Aku tidak bisa melihatnya secara langsung, jadi aku berbalik. aku sudah menyadari apa keinginannya. Sebagai seorang pengusir setan, aku harus memberitahunya tentang keinginan ini, memastikan apakah itu benar atau tidak. Iblis mencoba mengabulkan permintaannya yang bahkan tidak dia sadari. Itu adalah keinginan yang tulus, namun mustahil untuk dikabulkan. Sai-san memanggil pemuda itu. Dan menurutku baik Ioka maupun aku tertipu oleh suara polos itu. Namun iblis tidak mungkin mengabulkan keinginan indah itu. Itu adalah keinginan yang jahat, tak tertahankan, dan mengerikan jauh di dalam diri kamu. Tapi, aku tidak sanggup memberitahu Ioka. Karena aku tidak ingin menyakitinya saat dia sudah kesakitan? Itu sebagian, tapi alasan lainnya…adalah karena aku egois.
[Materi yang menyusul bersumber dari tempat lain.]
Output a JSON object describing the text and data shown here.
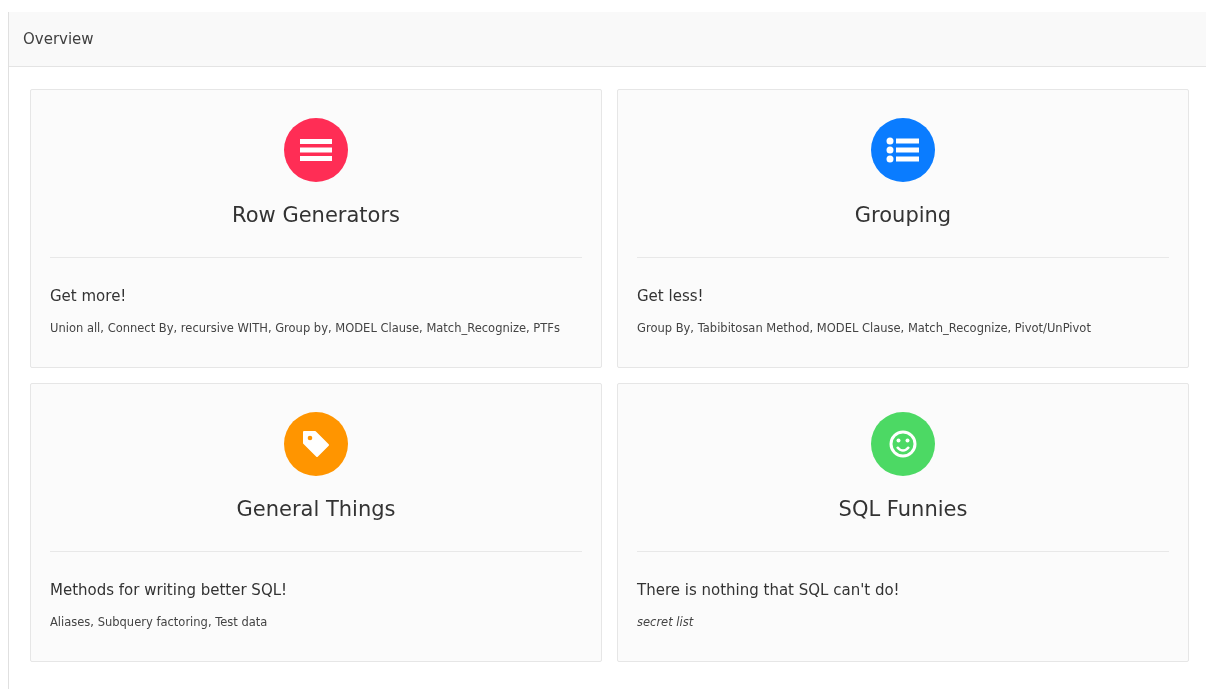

aku tahu bahwa pada akhirnya aku harus mengusir iblis itu. Tapi jika aku melakukannya…aku akan berhenti menjadi pengusir setan. Aku akan kembali menjadi kerikil di pinggir jalan. Jadi setidaknya untuk saat ini, aku ingin berada di sini…Itulah yang aku harapkan. Semua perasaan, keinginan, dan keinginan yang kubawa, aku segel di dalam hatiku sambil merawat retakan yang terlihat di tubuhku. Aku tegang sepanjang waktu, tapi tiba-tiba, aku merasakan sensasi lembut menempel di punggungku. Di saat yang panas, aku hampir melompat dari tempat tidur, hanya nyaris tidak mampu menahan diri. Berbalik perlahan, aku melihat Ioka menempel padaku saat tertidur lelap. Serta fakta bahwa dia telah menarik bantalnya lebih dekat ke arahku. Aku ingin mengeluh dan berteriak, tapi ini hukumanku.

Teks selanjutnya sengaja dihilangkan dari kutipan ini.